Faites-vous des exercices de méditation ?
Je travaille beaucoup en sophrologie, en imagerie. J’essaye de dérouler mon plan parfait en fonction du contexte de vent et de l’état de mer. Pendant la manche, je me surprends à avoir des automatismes me permettant de faire appel à mes sensations et de les exacerber pour réadapter ce plan en fonction de la rotation et l’intensité changeante du vent, d’un état de mer différent, d’un adversaire que je n’avais pas anticipé. La sophro me permet aussi de descendre mes vibrations. Plus j’arrive à ralentir mon rythme cardiaque et avoir de l’influx avec une vibration très basse, plus je me sens fort et déterminé. J’essaie d’entrer dans cet état avant chaque manche.
Avez-vous une source d’inspiration dans la voile ou ailleurs ?

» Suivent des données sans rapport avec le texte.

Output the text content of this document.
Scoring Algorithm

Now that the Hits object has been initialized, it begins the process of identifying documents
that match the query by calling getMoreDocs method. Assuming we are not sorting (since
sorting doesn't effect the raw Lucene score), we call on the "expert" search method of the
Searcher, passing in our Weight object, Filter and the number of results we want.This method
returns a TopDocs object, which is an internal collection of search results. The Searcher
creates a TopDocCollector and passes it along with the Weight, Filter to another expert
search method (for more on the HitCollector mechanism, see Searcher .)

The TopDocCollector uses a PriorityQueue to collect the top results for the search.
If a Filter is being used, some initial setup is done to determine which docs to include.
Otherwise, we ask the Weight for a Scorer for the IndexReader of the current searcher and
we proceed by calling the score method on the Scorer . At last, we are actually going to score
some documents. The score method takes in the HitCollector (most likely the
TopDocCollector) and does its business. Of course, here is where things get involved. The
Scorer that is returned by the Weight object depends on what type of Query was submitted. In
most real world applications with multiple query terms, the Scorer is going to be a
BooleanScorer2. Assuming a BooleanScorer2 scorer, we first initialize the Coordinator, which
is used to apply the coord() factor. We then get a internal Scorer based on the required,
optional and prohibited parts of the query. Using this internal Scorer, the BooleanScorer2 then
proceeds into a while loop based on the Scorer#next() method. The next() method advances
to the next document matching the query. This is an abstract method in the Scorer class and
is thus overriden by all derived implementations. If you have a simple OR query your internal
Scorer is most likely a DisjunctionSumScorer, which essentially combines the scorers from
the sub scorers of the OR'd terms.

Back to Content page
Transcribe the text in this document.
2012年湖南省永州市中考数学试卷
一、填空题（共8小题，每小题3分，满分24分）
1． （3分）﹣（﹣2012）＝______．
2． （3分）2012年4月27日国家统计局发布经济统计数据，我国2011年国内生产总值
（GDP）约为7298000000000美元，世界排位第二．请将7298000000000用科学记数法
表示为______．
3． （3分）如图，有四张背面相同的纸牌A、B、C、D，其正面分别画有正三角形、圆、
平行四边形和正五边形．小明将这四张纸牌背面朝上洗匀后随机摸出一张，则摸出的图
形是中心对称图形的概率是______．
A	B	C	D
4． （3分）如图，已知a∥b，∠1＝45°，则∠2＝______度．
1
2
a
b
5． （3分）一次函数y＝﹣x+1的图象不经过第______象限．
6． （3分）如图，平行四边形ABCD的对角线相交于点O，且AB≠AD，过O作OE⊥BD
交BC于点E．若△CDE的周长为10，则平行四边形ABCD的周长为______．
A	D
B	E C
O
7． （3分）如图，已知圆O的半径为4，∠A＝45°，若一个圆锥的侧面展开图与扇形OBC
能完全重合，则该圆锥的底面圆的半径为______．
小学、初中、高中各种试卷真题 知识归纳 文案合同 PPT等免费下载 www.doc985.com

Mon inspiration est venue tout jeune de Sir Ben Ainslie, un anglais aux cinq médailles olympiques dont quatre en or, le plus grand athlète de notre sport. Et de Kylian Mbappé, un athlète hors normes qui m’inspire par ses convictions. Très jeune, il savait exactement où il voulait aller et le disait haut et fort. Il l’assumait dans ses succès comme dans ses revers. Ce n’est pas une attitude facile à tenir. En exprimant ses ambitions, on s’expose.
Heureux que Kylian Mbappé soit le nouveau propriétaire de la Team France ?
C’est un honneur de l’avoir à nos côtés. Porter les couleurs de son association Inspired by Kylian Mbappé et pouvoir faire découvrir notre environnement à tous les enfants de l’association, d’autant plus sur un circuit à la pointe de notre sport comme SailGP, est une chance. Je suis très respectueux des personnes qui mettent tout en œuvre pour vivre leur rêve. Kylian en est un exemple incroyable. C’est aussi une mise en lumière de la voile fabuleuse.
Quelles sont les spécificités du F50 ?
C’est un des bateaux les plus rapides du monde, techniquement très difficile. Les interfaces électroniques contrôlent les vérins hydrauliques qui font bouger la structure du bateau. C’est nouveau dans notre sport. On a toujours contrôlé les bateaux avec des bouts et des winches. C’est révolu. Il faut faire appel à notre savoir-faire de marin avec un feeling complètement différent et s’adapter. On se surprend à devoir lire des modes d’emploi de plus de 100 pages ressemblant à des modes d’emploi industriel.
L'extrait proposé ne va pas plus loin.